Die Mutter der Familie Shama und die Kinder Majd, 14 Jahre alt und Alaa, 6 Jahre alt, die nicht angehalten wurden erzählten, dass das Eindringen der Armee in ihr Heim um 4 Uhr in der Früh begann und um 11 Uhr vormittag endete. Familienmitglieder wurden aus ihren Betten gerissen und es wurde ihnen nicht gestattet warme Kleider oder Decken zu holen. Ein Soldat riß einem kleinen Mädchen die vor Kälte schützende Decke weg. Alaa erzählt, dass “sie meine Decke nahmen, und ich fühlte große Kälte und hatte Angst und wartete draußen bis die Soldaten weggingen. Majd bemerkt, dass „Ich gefesselt war, meine Augen waren zugebunden und die haben mich geschlagen. Ich bin doch ein kleiner Knabe, was habe ich verbrochen?Es wird noch schlimmer, Hagit Beck, Mitglied von Machsom Watch, beschreibt auf ihrer Website wie sie und einige andere Frauen „die zwei Heime besuchten, die durchsucht wurden“. Das zweite war das Heim von Hakem Awad (Ist das nicht interessant, trotz dem ganzen Horror, konzentrieren sie alle Berichte auf ein oder zwei Wohnungen?). Dieser Bericht wurde auch auf die Machsom Watch Website gesetzt, offensichtlich sind sie stolz darauf. Während sie im Haus war, hat Raya Yaron, die Sprecherin von Machsom Watch versucht Shama Awad, die Mutter des mutmaßlichen Mörder Hakem Awad, und die Ehefrau eines der Männer, der verdächtigt wird Beweise vernichtet zu haben, zu trösten. Wenn das im Gericht bewiesen wird, bedeutet das, dass Shama Awad ihren Sohn den Mörder fast ein Monat vor der Polizei versteckt hat, genau wissend was er gemacht. Das ist die Frau die Raya Yaron umarmt und Hagit Beck feiert.

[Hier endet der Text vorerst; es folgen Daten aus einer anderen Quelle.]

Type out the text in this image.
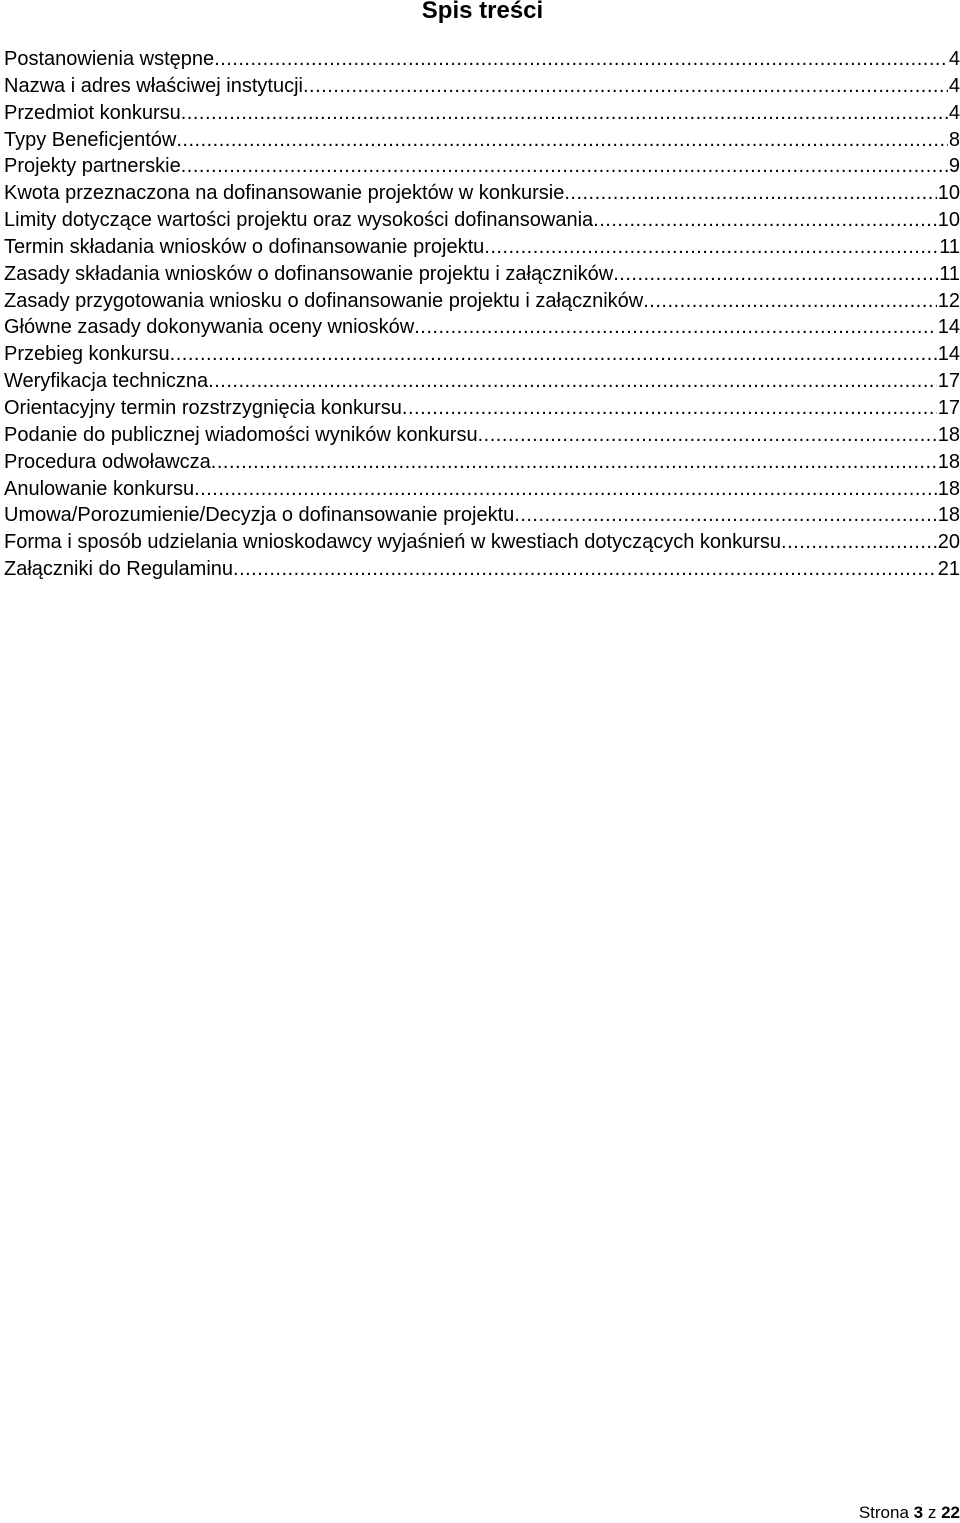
Spis treści
Postanowienia wstępne .....	4
Nazwa i adres właściwej instytucji .....	4
Przedmiot konkursu .....	4
Typy Beneficjentów .....	8
Projekty partnerskie .....	9
Kwota przeznaczona na dofinansowanie projektów w konkursie .....	10
Limity dotyczące wartości projektu oraz wysokości dofinansowania .....	10
Termin składania wniosków o dofinansowanie projektu .....	11
Zasady składania wniosków o dofinansowanie projektu i załączników .....	11
Zasady przygotowania wniosku o dofinansowanie projektu i załączników .....	12
Główne zasady dokonywania oceny wniosków .....	14
Przebieg konkursu .....	14
Weryfikacja techniczna .....	17
Orientacyjny termin rozstrzygnięcia konkursu .....	17
Podanie do publicznej wiadomości wyników konkursu .....	18
Procedura odwoławcza .....	18
Anulowanie konkursu .....	18
Umowa/Porozumienie/Decyzja o dofinansowanie projektu .....	18
Forma i sposób udzielania wnioskodawcy wyjaśnień w kwestiach dotyczących konkursu .....	20
Załączniki do Regulaminu .....	21
Strona 3 z 22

Der Vater der Familie, Mahmoud, 45 Jahre alt, der Sohn Majdi, 20, Universitätsstudent im dritten Jahr und der Sohn Amjad, 19, Universitätsstudent im ersten Jahr sowie der Sohn Hakhem, 17 wurden angehalten. Ihr Cousin Ayman, 21 war auch angehalten. Die Mutter behauptet, die Soldaten hätten aus einer Schublade 2,500 Jordanische Dinar und 5 Handies genommen. Die Mutter schaute gebrochen, schockiert und in tiefer Trauer. Angst und Schrecken waren noch in ihren Augen.

Für was es wert ist: Das Alternative Information Center wird auf Seite 555 des Goldstone Berichts als eine ihrer Quellen zitiert. Auch berichtet eine hebräische Website, dass die beiden NGOs vom NIF (New Israel Fund) unterstützt wird. Das ist plausibl, aber ich habe es noch nicht überprüft. Aber es ist wert überprüft zu werden.